Sen. Martin Heinrich (D-N.M.) on Tuesday again tried to put New Mexico in line for a piece of the high-assay low-enriched uranium market the Department of Energy is trying to spark with a promised sole-source contract award to Centrus Corp.
The DOE Office of Nuclear Energy in January announced it planned to award Bethedsa, Md.-based Centrus a sole-source contract worth up to $115 million to revive a uranium enrichment centrifuge design based on the company’s AC-100 technology: the same design the National Nuclear Security Administration (NNSA) is eyeing as a potential future source of highly enriched uranium.
Heinrich has previously groused that DOE did not consider Urenco Group’s Eunice, N.M., facility as a potential source of the 19.75-percent enriched uranium fuel product known as high-assay low-enriched uranium (HALEU), which the new Centrus plant would produce in unspecified quantity.
In a Tuesday hearing of the Senate Energy and Natural Resources Committee (NRC), Heinrich asked a former Nuclear Regulatory Commission commissioner whether Urenco USA “should be considered as a potential near-term options to provide HALEU for future advanced reactors?”
“Yeah, [for[ the commercial market, certainly that Urenco facility would be appropriate,” responded Jeffrey Merrifield, adding that the facility would not be suitable for future production of defense-usable highly enriched uranium.
The Energy Department did not reply to a request for comment Tuesday about whether it had yet awarded Centrus the sole-source contract. The award was to have a two-year base period with a one-year option.
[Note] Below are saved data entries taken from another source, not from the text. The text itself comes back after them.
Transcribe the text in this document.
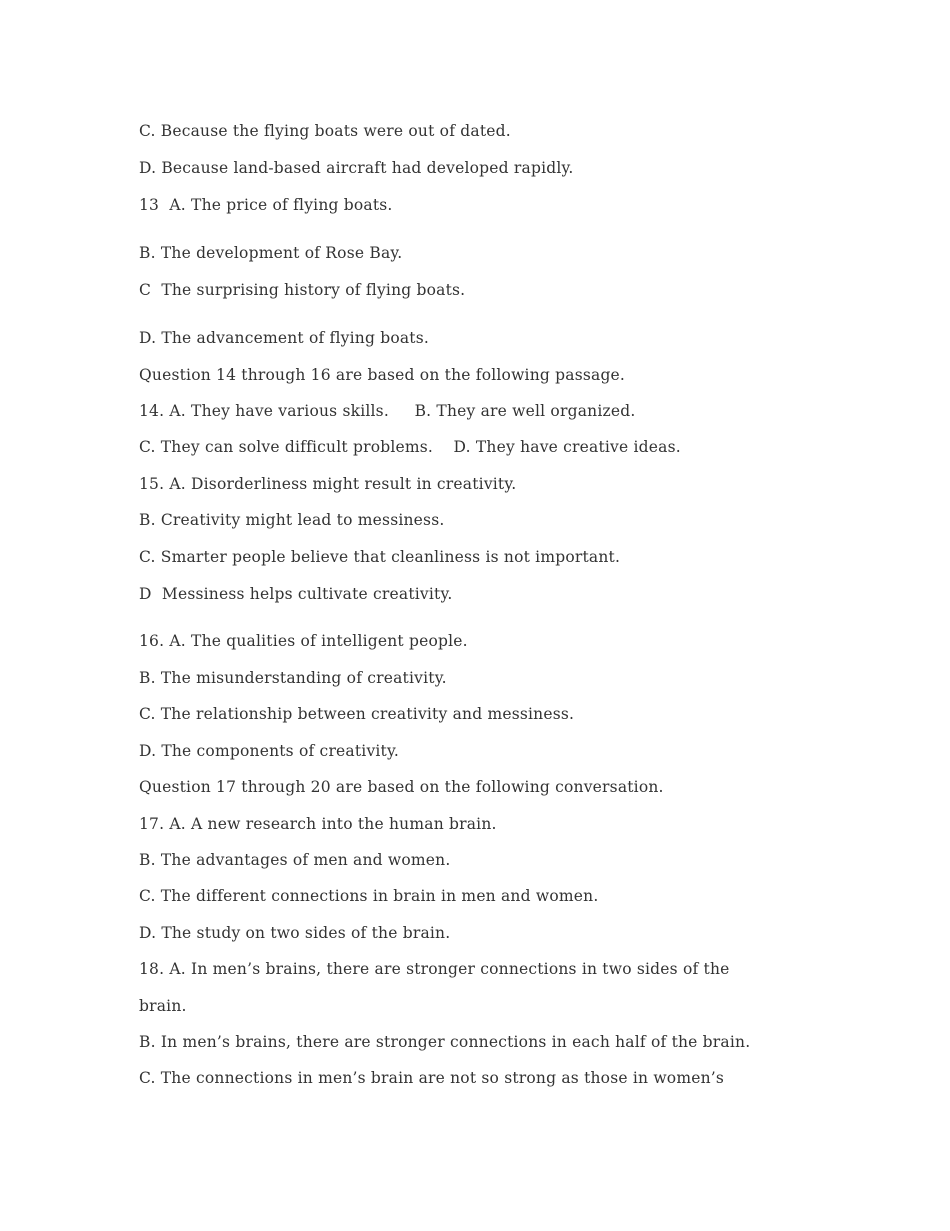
C. Because the flying boats were out of dated.
D. Because land-based aircraft had developed rapidly.
13  A. The price of flying boats.
B. The development of Rose Bay.
C  The surprising history of flying boats.
D. The advancement of flying boats.
Question 14 through 16 are based on the following passage.
14. A. They have various skills.     B. They are well organized.
C. They can solve difficult problems.    D. They have creative ideas.
15. A. Disorderliness might result in creativity.
B. Creativity might lead to messiness.
C. Smarter people believe that cleanliness is not important.
D  Messiness helps cultivate creativity.
16. A. The qualities of intelligent people.
B. The misunderstanding of creativity.
C. The relationship between creativity and messiness.
D. The components of creativity.
Question 17 through 20 are based on the following conversation.
17. A. A new research into the human brain.
B. The advantages of men and women.
C. The different connections in brain in men and women.
D. The study on two sides of the brain.
18. A. In men’s brains, there are stronger connections in two sides of the
brain.
B. In men’s brains, there are stronger connections in each half of the brain.
C. The connections in men’s brain are not so strong as those in women’s
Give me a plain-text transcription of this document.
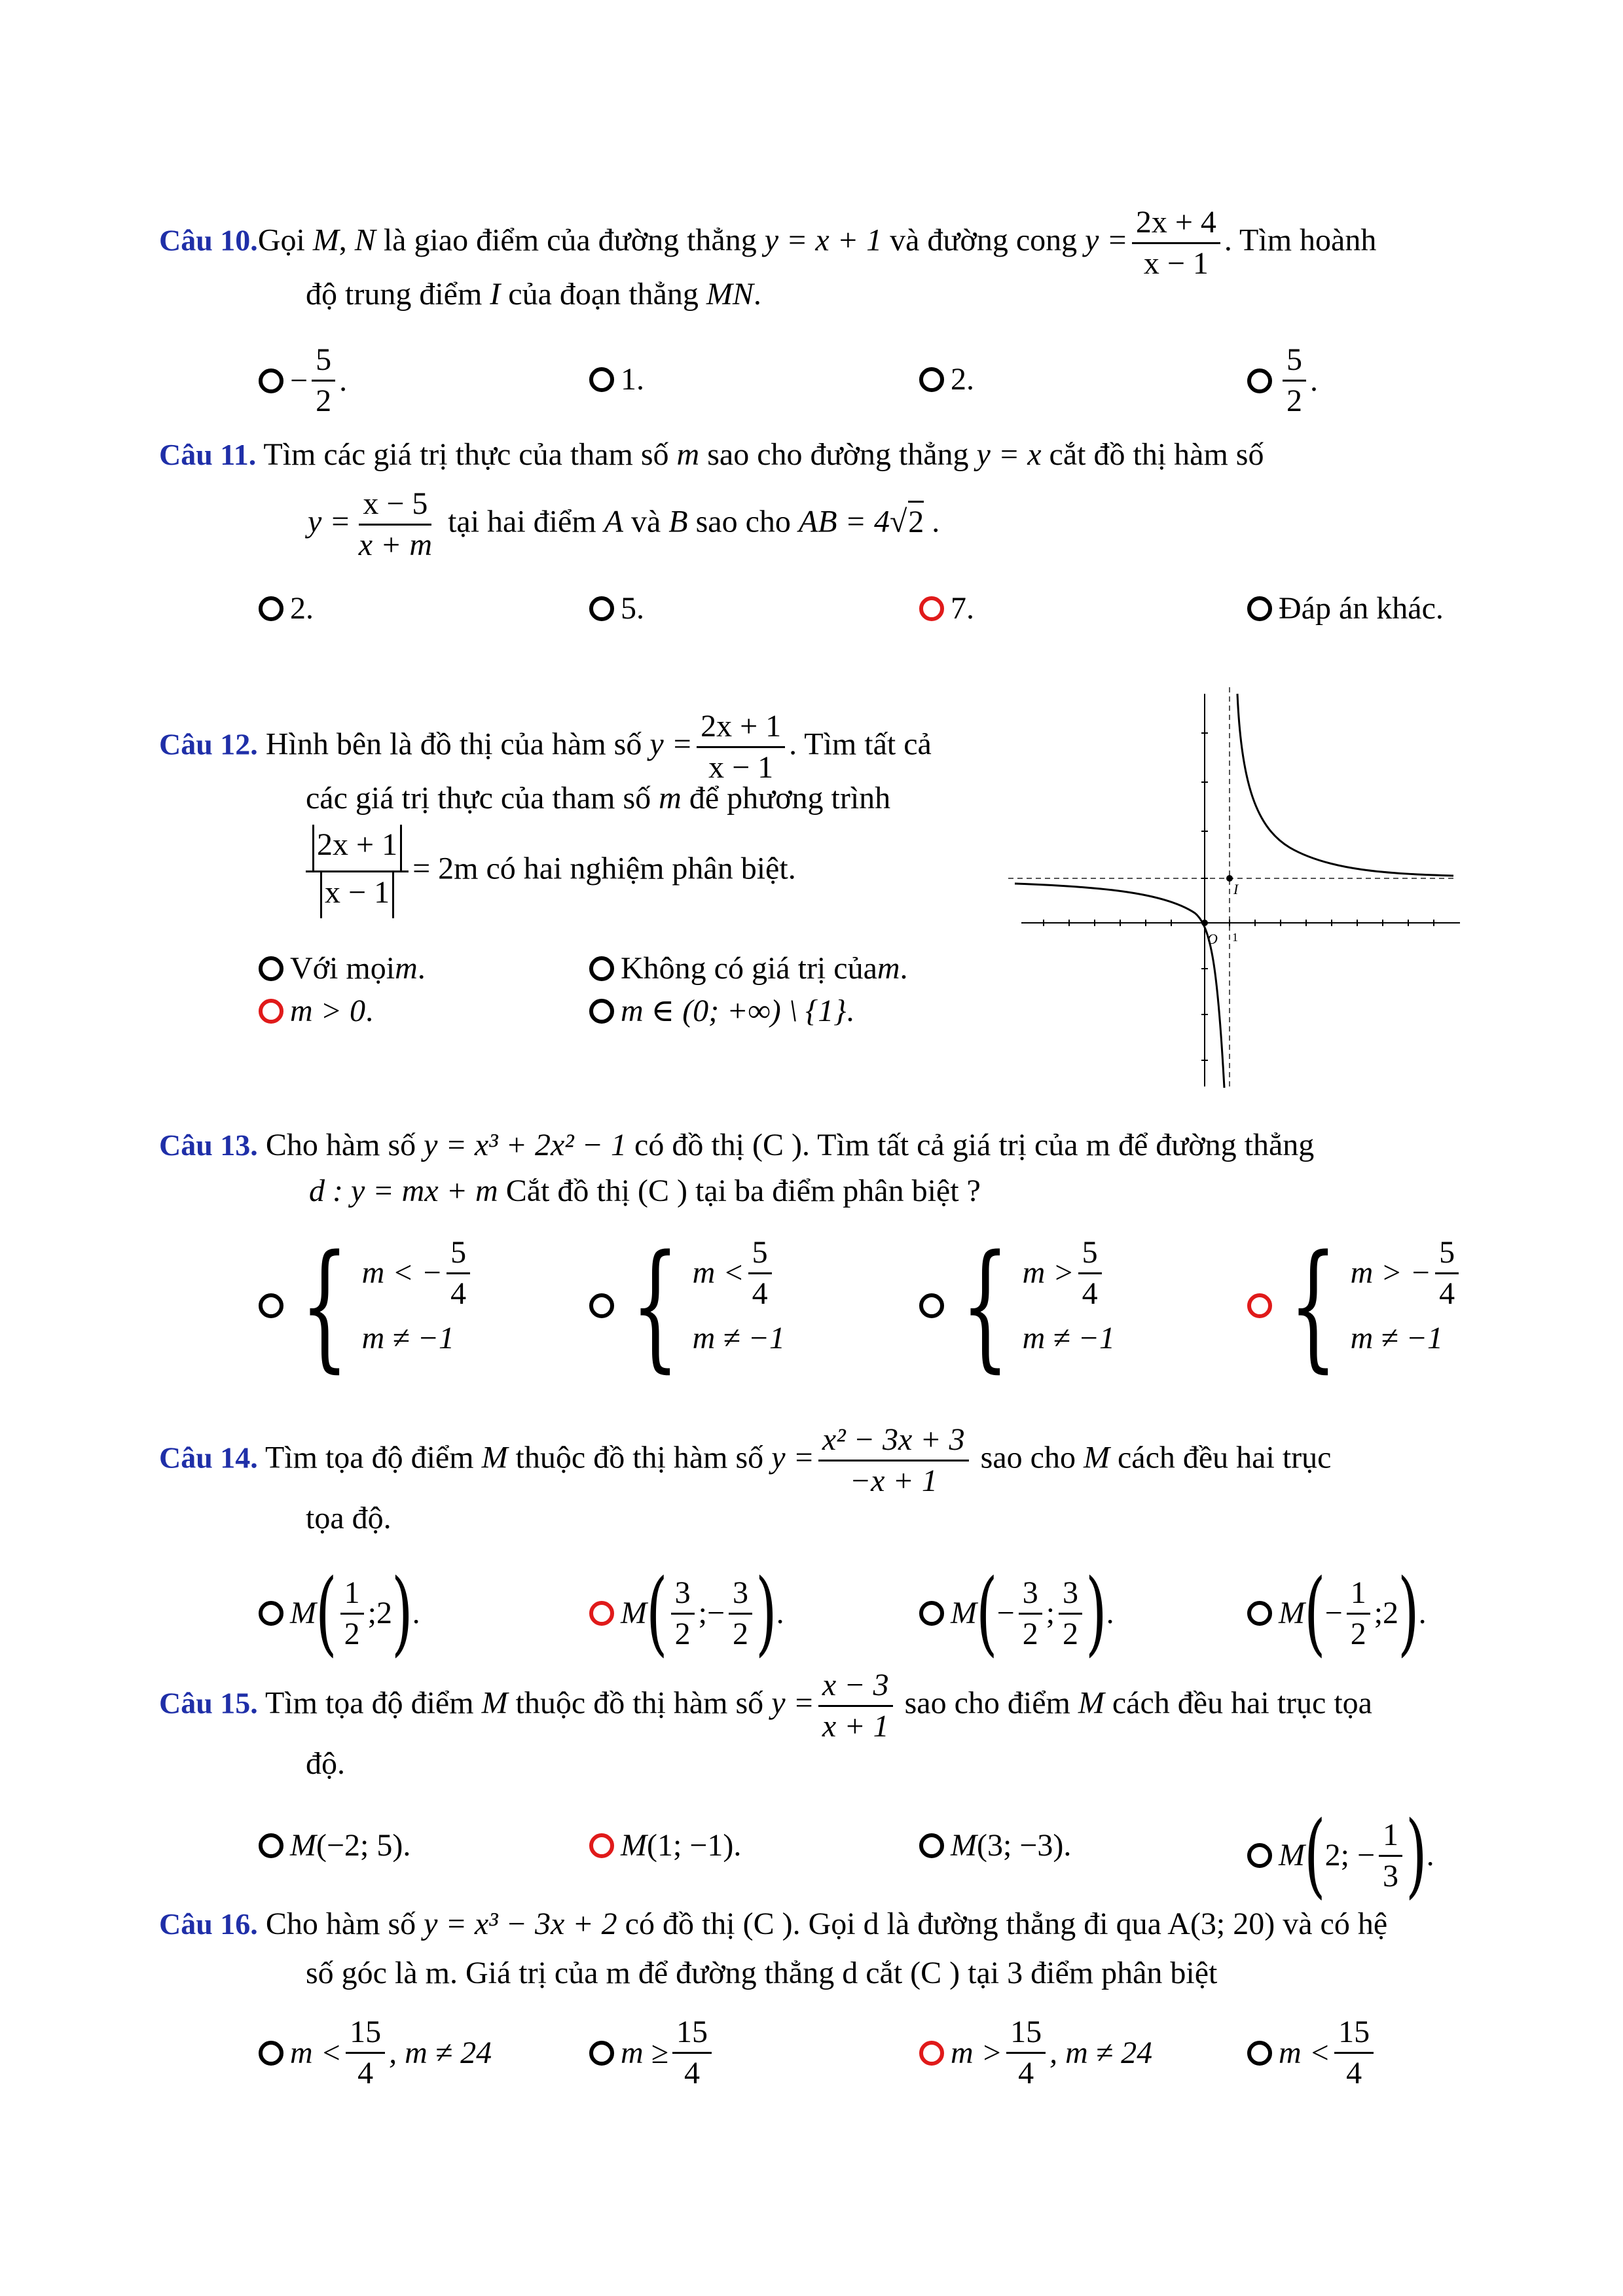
Câu 10.Gọi M, N là giao điểm của đường thẳng y = x + 1 và đường cong $y = \frac{2x + 4}{x - 1}$ . Tìm hoành
độ trung điểm I của đoạn thẳng MN.
− $\frac{5}{2}$ .	1.	2.	$\frac{5}{2}$ .
Câu 11. Tìm các giá trị thực của tham số m sao cho đường thẳng y = x cắt đồ thị hàm số
$y = \frac{x - 5}{x + m}$ tại hai điểm A và B sao cho AB = 4√2 .
2.	5.	7.	Đáp án khác.
Câu 12. Hình bên là đồ thị của hàm số $y = \frac{2x + 1}{x - 1}$ . Tìm tất cả
các giá trị thực của tham số m để phương trình
$\frac{2x + 1}{x - 1} = 2m$ có hai nghiệm phân biệt.
Với mọi m .	Không có giá trị của m .
m > 0 .	m ∈ (0; +∞) \ {1} .
O
I
1
Câu 13. Cho hàm số y = x³ + 2x² − 1 có đồ thị (C ). Tìm tất cả giá trị của m để đường thẳng
d : y = mx + m Cắt đồ thị (C ) tại ba điểm phân biệt ?
{ m < − $\frac{5}{4}$
m ≠ −1 { $m < \frac{5}{4}$
m ≠ −1 { $m > \frac{5}{4}$
m ≠ −1 { m > − $\frac{5}{4}$
m ≠ −1
Câu 14. Tìm tọa độ điểm M thuộc đồ thị hàm số $y = \frac{\text{x² − 3x + 3}}{-x + 1}$ sao cho M cách đều hai trục
tọa độ.
M
( $\frac{1}{2}$ ;2
)
.	M
( $\frac{3}{2}$ ;− $\frac{3}{2}$ )
.	M
(
− $\frac{3}{2}$ ; $\frac{3}{2}$ )
.	M
(
− $\frac{1}{2}$ ;2
)
.
Câu 15. Tìm tọa độ điểm M thuộc đồ thị hàm số $y = \frac{x - 3}{x + 1}$ sao cho điểm M cách đều hai trục tọa
độ.
M (−2; 5) .	M (1; −1) .	M (3; −3) .	M
(
2; − $\frac{1}{3}$ )
.
Câu 16. Cho hàm số y = x³ − 3x + 2 có đồ thị (C ). Gọi d là đường thẳng đi qua A(3; 20) và có hệ
số góc là m. Giá trị của m để đường thẳng d cắt (C ) tại 3 điểm phân biệt
$m < \frac{15}{4}$ , m ≠ 24	$m \ge \frac{15}{4}$	$m > \frac{15}{4}$ , m ≠ 24	$m < \frac{15}{4}$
The planned Centrus HALEU cascade of 16 machines would be built at DOE’s Portsmouth Site in Piketon, Ohio: the Cold War-era uranium enrichment plant that until recently hosted Centrus now-decommissioned American Centrifuge Plant.
American Centrifuge was an ACP-100-style demonstration that contained some non-U.S. parts and so was unsuitable for large-scale refining of defense-usable uranium.